В это время Марющенко присылает другу очередное письмо: «Я с удовольствием бы отсюда уехал. Дело в том, что здесь какие‑то пауки называются скорпионами. Их здесь много, и укус ихний для человека смертелен. Кроме того, хотя наше управление помещается на горе и с малярией, говорят, у нас неплохо, но в городе нанизу летом страшная малярия». И Мешалкин, испугавшись гибели от пауков, остался. А вскоре весь гарнизон был эвакуирован в Тифлис.
Долго скрывал Павел Степанович ратные эпизоды молодости своей. Лишь в Г945 году, разрабатывая прошение о награждении медалью «За победу над Германией», он назвал себя во едину строку «участником Гражданской войны и героической обороны осажденного Карса». Он правильно рассуждал: историю свою мы знаем куда как плохо, и к сорок пятому году в здешней глуши никто ничего про Карс не помнил. Да и вообще не до того было.
Вот, собственно, и все, что удалось мне узнать о Мешалкине за несколько дней. Отправившись дальше, я в первой же населенной деревне принялся выяснять мнение земляков о знатном кляузнике. Все, кто знавал его, а Павел Степанович умер тому лет эдак двадцать назад, в один голос твердили, что он был печником. «Может, когда чего и случалось, — говорили они, — но если только давно. А после войны, все знают, Павел Степанович ложил печи, причем от денег отказывался — задарма ложил».
Я вспомнил, что последнее найденное мною «прошение» относилось по времени действительно к концу войны.

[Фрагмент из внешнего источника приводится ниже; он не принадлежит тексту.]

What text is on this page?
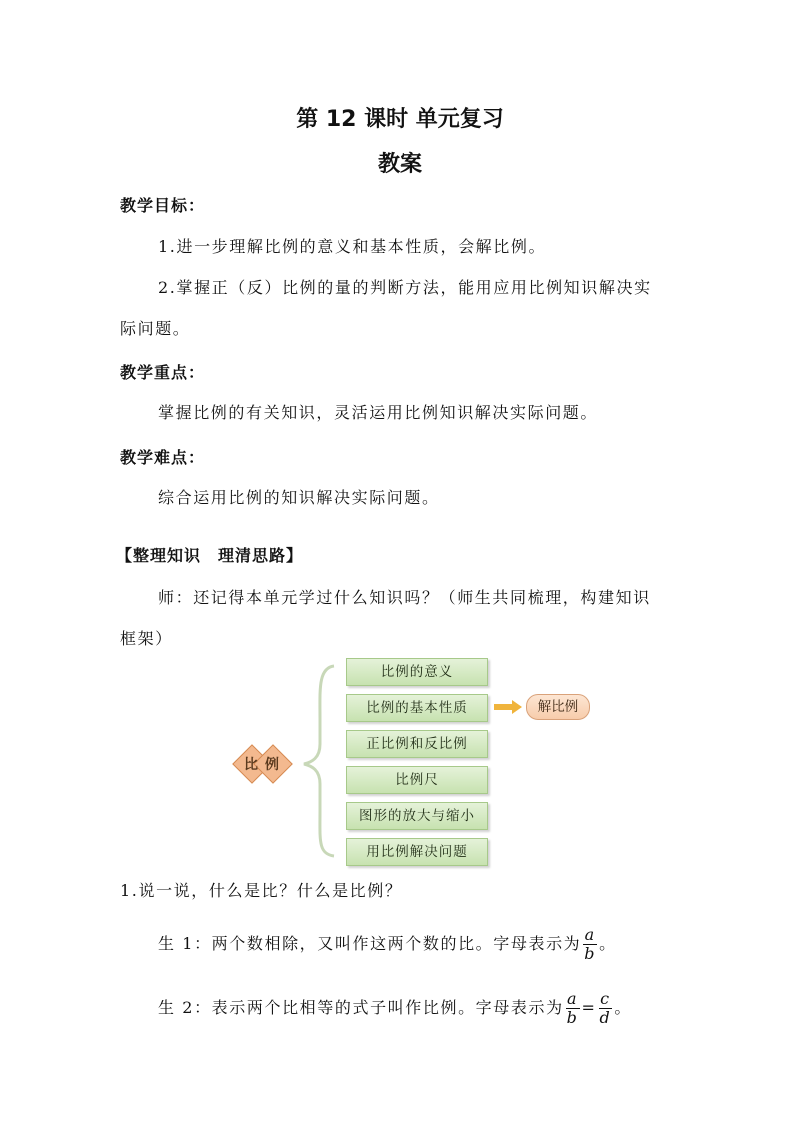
第 12 课时 单元复习
教案
教学目标：
1.进一步理解比例的意义和基本性质，会解比例。
2.掌握正（反）比例的量的判断方法，能用应用比例知识解决实
际问题。
教学重点：
掌握比例的有关知识，灵活运用比例知识解决实际问题。
教学难点：
综合运用比例的知识解决实际问题。
【整理知识　理清思路】
师：还记得本单元学过什么知识吗？（师生共同梳理，构建知识
框架）
比 例
比例的意义
比例的基本性质
正比例和反比例
比例尺
图形的放大与缩小
用比例解决问题
解比例
1.说一说，什么是比？什么是比例？
生 1：两个数相除，又叫作这两个数的比。字母表示为 $\frac{a}{b}$ 。
生 2：表示两个比相等的式子叫作比例。字母表示为 $\frac{a}{b} = \frac{c}{d}$ 。
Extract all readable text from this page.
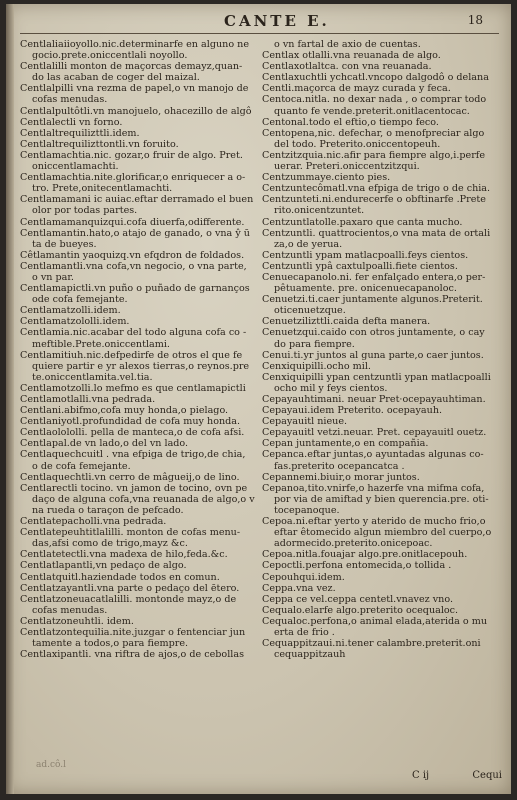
CANTE E.	18
Centlaliaiioyollo.nic.determinarfe en alguno ne
gocio.prete.oniccentlali noyollo.
Centlalilli monton de maçorcas demayz,quan-
do las acaban de coger del maizal.
Centlalpilli vna rezma de papel,o vn manojo de
cofas menudas.
Centlalpultôtli.vn manojuelo, ohacezillo de algô
Centlalectli vn forno.
Centlaltrequilizttli.idem.
Centlaltrequilizttontli.vn foruito.
Centlamachtia.nic. gozar,o fruir de algo. Pret.
oniccentlamachti.
Centlamachtia.nite.glorificar,o enriquecer a o-
tro. Prete,onitecentlamachti.
Centlamamani ic auiac.eftar derramado el buen
olor por todas partes.
Centlamamanquizqui.cofa diuerfa,odifferente.
Centlamantin.hato,o atajo de ganado, o vna ŷ ū
ta de bueyes.
Cêtlamantin yaoquizq.vn efqdron de foldados.
Centlamantli.vna cofa,vn negocio, o vna parte,
o vn par.
Centlamapictli.vn puño o puñado de garnanços
ode cofa femejante.
Centlamatzolli.idem.
Centlamatzololli.idem.
Centlamia.nic.acabar del todo alguna cofa co -
meftible.Prete.oniccentlami.
Centlamitiuh.nic.defpedirfe de otros el que fe
quiere partir e yr alexos tierras,o reynos.pre
te.oniccentlamita.vel.tia.
Centlamotzolli.lo mefmo es que centlamapictli
Centlamotlalli.vna pedrada.
Centlani.abifmo,cofa muy honda,o pielago.
Centlaniyotl.profundidad de cofa muy honda.
Centlaolololli. pella de manteca,o de cofa afsi.
Centlapal.de vn lado,o del vn lado.
Centlaquechcuitl . vna efpiga de trigo,de chia,
o de cofa femejante.
Centlaquechtli.vn cerro de mâgueij,o de lino.
Centlarectli tocino. vn jamon de tocino, ovn pe
daço de alguna cofa,vna reuanada de algo,o v
na rueda o taraçon de pefcado.
Centlatepacholli.vna pedrada.
Centlatepeuhtitlalilli. monton de cofas menu-
das,afsi como de trigo,mayz &c.
Centlatetectli.vna madexa de hilo,feda.&c.
Centlatlapantli,vn pedaço de algo.
Centlatquitl.haziendade todos en comun.
Centlatzayantli.vna parte o pedaço del ētero.
Centlatzoneuacatlalilli. montonde mayz,o de
cofas menudas.
Centlatzoneuhtli. idem.
Centlatzontequilia.nite.juzgar o fentenciar jun
tamente a todos,o para fiempre.
Centlaxipantli. vna riftra de ajos,o de cebollas
o vn fartal de axio de cuentas.
Centlax otlalli.vna reuanada de algo.
Centlaxotlaltca. con vna reuanada.
Centlaxuchtli ychcatl.vncopo dalgodô o delana
Centli.maçorca de mayz curada y feca.
Centoca.nitla. no dexar nada , o comprar todo
quanto fe vende.preterit.onitlacentocac.
Centonal.todo el eftio,o tiempo feco.
Centopena,nic. defechar, o menofpreciar algo
del todo. Preterito.oniccentopeuh.
Centzitzquia.nic.afir para fiempre algo,i.perfe
uerar. Preteri.oniccentzitzqui.
Centzummaye.ciento pies.
Centzuntecômatl.vna efpiga de trigo o de chia.
Centzunteti.ni.endurecerfe o obftinarfe .Prete
rito.onicentzuntet.
Centzuntlatolle.paxaro que canta mucho.
Centzuntli. quattrocientos,o vna mata de ortali
za,o de yerua.
Centzuntli ypam matlacpoalli.feys cientos.
Centzuntli ypâ caxtulpoalli.fiete cientos.
Cenuecapanolo.ni. fer enfalçado entera,o per-
pêtuamente. pre. onicenuecapanoloc.
Cenuetzi.ti.caer juntamente algunos.Preterit.
oticenuetzque.
Cenuetzilizttli.caida defta manera.
Cenuetzqui.caido con otros juntamente, o cay
do para fiempre.
Cenui.ti.yr juntos al guna parte,o caer juntos.
Cenxiquipilli.ocho mil.
Cenxiquipilli ypan centzuntli ypan matlacpoalli
ocho mil y feys cientos.
Cepayauhtimani. neuar Pret·ocepayauhtiman.
Cepayaui.idem Preterito. ocepayauh.
Cepayauitl nieue.
Cepayauitl vetzi.neuar. Pret. cepayauitl ouetz.
Cepan juntamente,o en compañia.
Cepanca.eftar juntas,o ayuntadas algunas co-
fas.preterito ocepancatca .
Cepannemi.biuir,o morar juntos.
Cepanoa,tito.vnirfe,o hazerfe vna mifma cofa,
por via de amiftad y bien querencia.pre. oti-
tocepanoque.
Cepoa.ni.eftar yerto y aterido de mucho frio,o
eftar êtomecido algun miembro del cuerpo,o
adormecido.preterito.onicepoac.
Cepoa.nitla.fouajar algo.pre.onitlacepouh.
Cepoctli.perfona entomecida,o tollida .
Cepouhqui.idem.
Ceppa.vna vez.
Ceppa ce vel.ceppa centetl.vnavez vno.
Cequalo.elarfe algo.preterito ocequaloc.
Cequaloc.perfona,o animal elada,aterida o mu
erta de frio .
Cequappitzaui.ni.tener calambre.preterit.oni
cequappitzauh
ad.cô.l
C ij	Cequi
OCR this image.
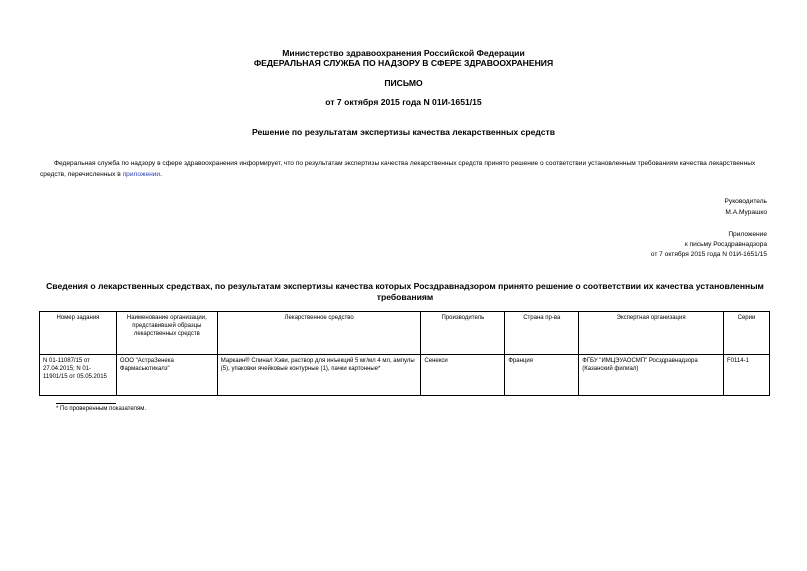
Министерство здравоохранения Российской Федерации
ФЕДЕРАЛЬНАЯ СЛУЖБА ПО НАДЗОРУ В СФЕРЕ ЗДРАВООХРАНЕНИЯ
ПИСЬМО
от 7 октября 2015 года N 01И-1651/15
Решение по результатам экспертизы качества лекарственных средств
Федеральная служба по надзору в сфере здравоохранения информирует, что по результатам экспертизы качества лекарственных средств принято решение о соответствии установленным требованиям качества лекарственных средств, перечисленных в приложении.
Руководитель
М.А.Мурашко
Приложение
к письму Росздравнадзора
от 7 октября 2015 года N 01И-1651/15
Сведения о лекарственных средствах, по результатам экспертизы качества которых Росздравнадзором принято решение о соответствии их качества установленным требованиям
Номер задания	Наименование организации, представившей образцы лекарственных средств	Лекарственное средство	Производитель	Страна пр-ва	Экспертная организация	Серии
N 01-11087/15 от 27.04.2015; N 01-11901/15 от 05.05.2015	ООО "АстраЗенека Фармасьютикалз"	Маркаин® Спинал Хэви, раствор для инъекций 5 мг/мл 4 мл, ампулы (5), упаковки ячейковые контурные (1), пачки картонные*	Сенекси	Франция	ФГБУ "ИМЦЭУАОСМП" Росздравнадзора (Казанский филиал)	F0114-1
* По проверенным показателям.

Просмотрев еще раз «биографию жизни» Мешалкина, датированную 1925 годом, нашел я и пропущенные ранее строки об учебе на печника и о работе печником в Петербурге с 1906 по 1909 год.
Все кругом дружно хвалили мешалкинские печи и пожимали плечами при словах «жалоба», «Карс», «Трапезунд». Составленное мной представление никак не вязалось с образом печника — филантропа. Допускать, чтобы одно благополучно соседствовало с другим, никак не хотелось: вышло бы, что недобрые дела можно преспокойно творить рядом с добрыми, потому как первые непременно забудутся, а это — безусловная несуразность.
Прояснили картину родственники Мешалкина: его внук — колхозный бухгалтер и жена внука — завскладом.
По их утверждению, «дед когда‑то был ничего — копейку имел, но потом — не враз, конечно, а постепенно — свихнулся. И хотя врачи этого не подтвердили, вся родня знает. Стал печки ложить, деньги на церкву порастратил — церкву восстанавливал, а в наследство одну — единственную бумажоночку только и оставил — перед соседями срам».
Я попросил, и мне показали завещание Павла Степановича, написанное все тем же виньеточным почерком, — уж не гусиным ли он пользовался пером?
«Единственное достояние людей на Земле — ушедшее время, — начал я разбирать вслух. — Будущего нет…»
— Точно, — подтвердила внукова жена. — Эти ученые доведут Землю до края. Не войной, так химией.
Далее Павел Степанович корявыми канцелярскими фразами, воспроизвести которые затруднительно, рассуждал в том смысле, что будущего не существует физически, что его либо еще нет, либо, осуществляясь, оно уже становится настоящим, а осознанное настоящее — собственно прошлое и есть. Дескать, одно только прошлое реально, дескать, оно с нами всегда: «в житейском опыте, в воспоминаниях и болезнях, в нераскаянных наших грехах».